L’IHS Markit US Manufacturing PMI recule lui à un plus bas de 15 mois à 53,8 vs 55,3. L’optimisme des chefs d’entreprise est au plus bas depuis octobre 2016, les entrepreneurs étant de plus en plus préoccupés par les conséquences des hausses de taxes commerciales.

Par contre le Rapport mensuel sur l’emploi du Bureau of Labor Statistics/Haver Analytics a été exceptionnel avec plus de 300 000 créations de postes, une augmentation du taux de participation, des heures travaillées et un salaire horaire en hausse de plus de 3% sur un an pour le 3ème mois consécutif/

  1. Création de 312 000 postes et révision des mois d’octobre et novembre de +58 000 postes. En 2018 les créations mensuelles de postes ont été de 220 000/mois après 182 000 en 2017 et 195 000 en 2016.
  2. Un rappel : il faut 120 000 créations de postes par mois pour maintenir le taux de chômage en dessous de 4%.
  3. Le taux de chômage progresse à 3,9% vs 3,7% mais pour une bonne raison : une augmentation de 419 000 personnes de la force de travail. Le sous emploi total, qui inclut toutes les personnes qui pourraient travailler, reste à 7,6% au plus bas depuis 17 ans, alors que le taux de participation progresse à 63,1 vs 62,9 et le taux de participation « prime working age » (25-54 ans) atteint 82,3% et progresse pour la 3ème année consécutive.
  4. Le salaire horaire progresse de 0,4%/mois et de 3,2%/an.

Les PMI asiatiques ont été plutôt rassurants.

Le Caixin China Composite PMI progresse à 52,2 vs 51,9 à un plus haut de 5 mois mais la confiance des répondants reste modérée.

Le Nikkei Japan Manufacturing PMI passe de 52,2 à 52,6 grâce à une hausse de la production et des nouvelles commandes. Si les chefs d’entreprise restent optimistes, leur confiance s’effrite pour le 7ème mois consécutif au plus bas depuis novembre 2016, l’optimisme lié aux jeux olympiques de 2020 est en partie compensé par les craintes de hausses de taxes.

Enfin les Nikkei ASEAN Manufacturing PMI sont stables à 50,3 vs 50,4 avec Vietnam à 53,8, Philippines 53,2, Birmanie 52,5, Indonésie 51,2, Thaïlande 50,3, Malaisie 46,8 et Singapour 46.

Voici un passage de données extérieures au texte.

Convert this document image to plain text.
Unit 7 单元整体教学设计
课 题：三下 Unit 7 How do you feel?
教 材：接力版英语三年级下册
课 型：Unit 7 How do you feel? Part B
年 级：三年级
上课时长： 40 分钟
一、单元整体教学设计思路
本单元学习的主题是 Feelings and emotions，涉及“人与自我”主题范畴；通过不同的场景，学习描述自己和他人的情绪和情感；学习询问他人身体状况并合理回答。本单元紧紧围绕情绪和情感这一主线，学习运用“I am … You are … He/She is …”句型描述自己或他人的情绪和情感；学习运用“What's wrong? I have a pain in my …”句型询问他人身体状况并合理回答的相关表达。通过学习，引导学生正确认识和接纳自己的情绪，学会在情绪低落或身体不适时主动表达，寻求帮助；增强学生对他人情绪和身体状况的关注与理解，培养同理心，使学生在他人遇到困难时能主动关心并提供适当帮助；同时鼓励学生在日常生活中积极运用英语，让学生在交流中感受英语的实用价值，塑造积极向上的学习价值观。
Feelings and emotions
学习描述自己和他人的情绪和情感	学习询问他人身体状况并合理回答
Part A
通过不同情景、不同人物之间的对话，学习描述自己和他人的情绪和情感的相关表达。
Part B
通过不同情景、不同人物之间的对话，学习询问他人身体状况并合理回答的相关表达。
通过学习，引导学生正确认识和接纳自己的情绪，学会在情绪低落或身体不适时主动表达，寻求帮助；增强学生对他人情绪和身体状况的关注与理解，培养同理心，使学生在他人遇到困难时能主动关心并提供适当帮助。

Selon EPFR Global, l’Eurozone et la Grande-Bretagne sont maintenant les marchés actions les plus sous pondérés dans les allocations globales ; L’Eurozone n’a pas été autant sous pondérée depuis 2013 et les gérants européens sont de plus en plus négatifs tant sur la croissance économique que sur l’évolution des résultats des entreprises. Merrill Lynch ne voit pas d’amélioration à cette situation avant le T2 2019 où les comparables deviendront plus faciles.

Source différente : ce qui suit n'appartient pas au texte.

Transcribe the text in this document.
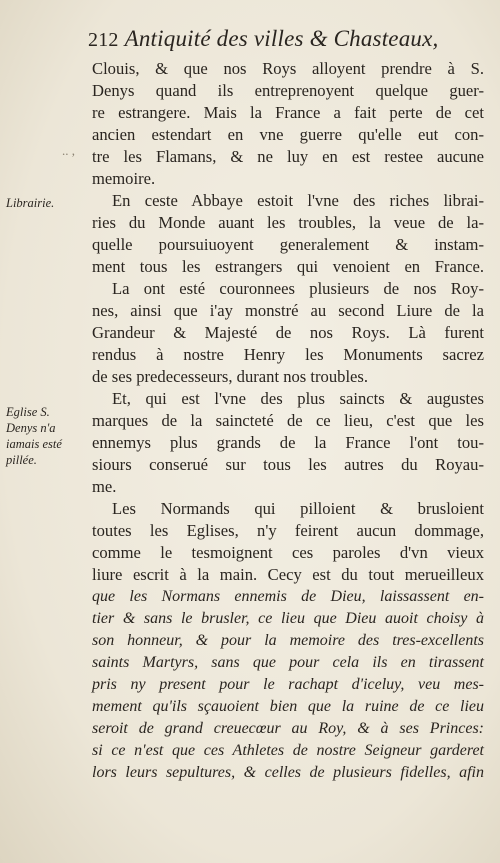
212 Antiquité des villes & Chasteaux,
.. ,
Librairie.
Eglise S.
Denys n'a
iamais esté
pillée.
Clouis, & que nos Roys alloyent prendre à S.
Denys quand ils entreprenoyent quelque guer-
re estrangere. Mais la France a fait perte de cet
ancien estendart en vne guerre qu'elle eut con-
tre les Flamans, & ne luy en est restee aucune
memoire.
En ceste Abbaye estoit l'vne des riches librai-
ries du Monde auant les troubles, la veue de la-
quelle poursuiuoyent generalement & instam-
ment tous les estrangers qui venoient en France.
La ont esté couronnees plusieurs de nos Roy-
nes, ainsi que i'ay monstré au second Liure de la
Grandeur & Majesté de nos Roys. Là furent
rendus à nostre Henry les Monuments sacrez
de ses predecesseurs, durant nos troubles.
Et, qui est l'vne des plus saincts & augustes
marques de la saincteté de ce lieu, c'est que les
ennemys plus grands de la France l'ont tou-
siours conserué sur tous les autres du Royau-
me.
Les Normands qui pilloient & brusloient
toutes les Eglises, n'y feirent aucun dommage,
comme le tesmoignent ces paroles d'vn vieux
liure escrit à la main. Cecy est du tout merueilleux
que les Normans ennemis de Dieu, laissassent en-
tier & sans le brusler, ce lieu que Dieu auoit choisy à
son honneur, & pour la memoire des tres-excellents
saints Martyrs, sans que pour cela ils en tirassent
pris ny present pour le rachapt d'iceluy, veu mes-
mement qu'ils sçauoient bien que la ruine de ce lieu
seroit de grand creuecœur au Roy, & à ses Princes:
si ce n'est que ces Athletes de nostre Seigneur garderet
lors leurs sepultures, & celles de plusieurs fidelles, afin
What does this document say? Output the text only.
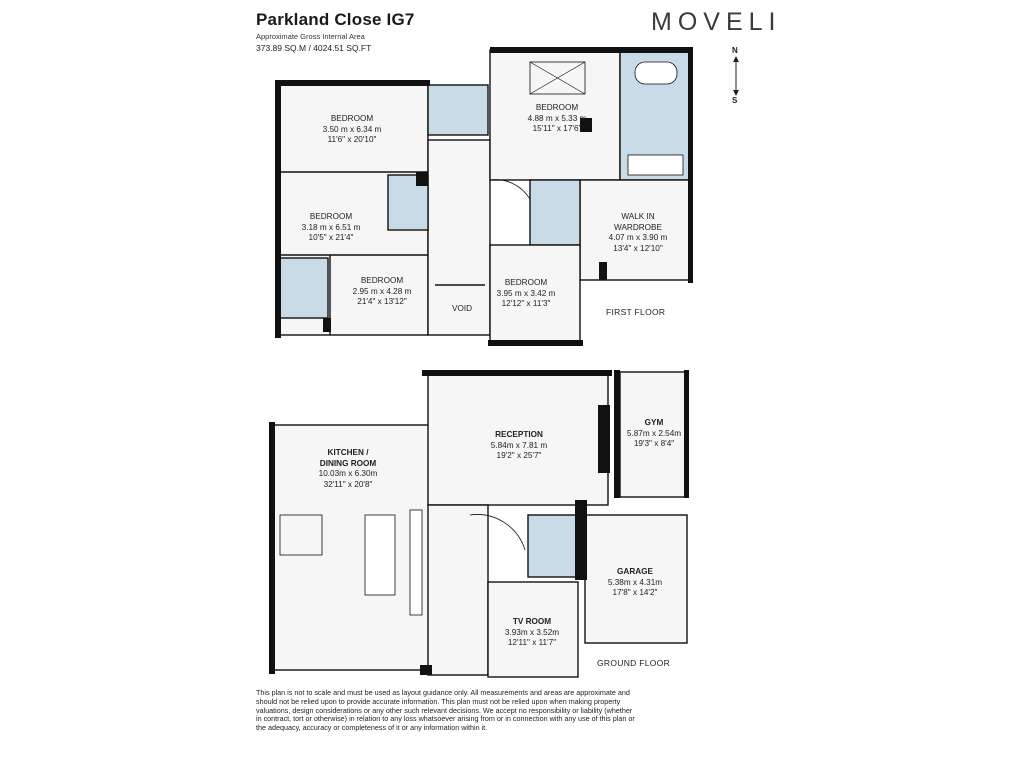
Parkland Close IG7
Approximate Gross Internal Area
373.89 SQ.M / 4024.51 SQ.FT
MOVELI
N
S
BEDROOM
3.50 m x 6.34 m
11'6" x 20'10"
BEDROOM
4.88 m x 5.33 m
15'11" x 17'6"
BEDROOM
3.18 m x 6.51 m
10'5" x 21'4"
BEDROOM
2.95 m x 4.28 m
21'4" x 13'12"
BEDROOM
3.95 m x 3.42 m
12'12" x 11'3"
WALK IN
WARDROBE
4.07 m x 3.90 m
13'4" x 12'10"
VOID	FIRST FLOOR
KITCHEN /
DINING ROOM
10.03m x 6.30m
32'11" x 20'8"
RECEPTION
5.84m x 7.81 m
19'2" x 25'7"
GYM
5.87m x 2.54m
19'3" x 8'4"
GARAGE
5.38m x 4.31m
17'8" x 14'2"
TV ROOM
3.93m x 3.52m
12'11" x 11'7"
GROUND FLOOR
This plan is not to scale and must be used as layout guidance only. All measurements and areas are approximate and should not be relied upon to provide accurate information. This plan must not be relied upon when making property valuations, design considerations or any other such relevant decisions. We accept no responsibility or liability (whether in contract, tort or otherwise) in relation to any loss whatsoever arising from or in connection with any use of this plan or the adequacy, accuracy or completeness of it or any information within it.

Sur les premiers jours de l’année, le rebond des marchés est significatif, EuroStoxx +1,9% et CAC40 +1,2% alors que la semaine a été marquée par le warning d’Apple qui pénalise l’entreprise et ses fournisseurs mais a aussi accentué l’aversion au risque sur les marchés mondiaux.

C’est dans ce contexte qu’il faut comprendre les commentaires gouvernementaux américains sur la reprise des négociations États-Unis/Chine et le dernier discours de Jerome Powell.

Le secteur Pétrole & Gaz (+4%) affiche la meilleure performance de la semaine sur le Stoxx600 grâce au rebond du prix du Brent (+9,9%), il est suivi par les Banques (+3,6%), les Services Financiers (+2,8%) et les Utilities (+2,6%). A la suite de l’avertissement d’Apple, la Technologie (-1,3%) est le seul secteur en recul avec AMS AG (-20,1%) et STMicroelectronics (-10,8%).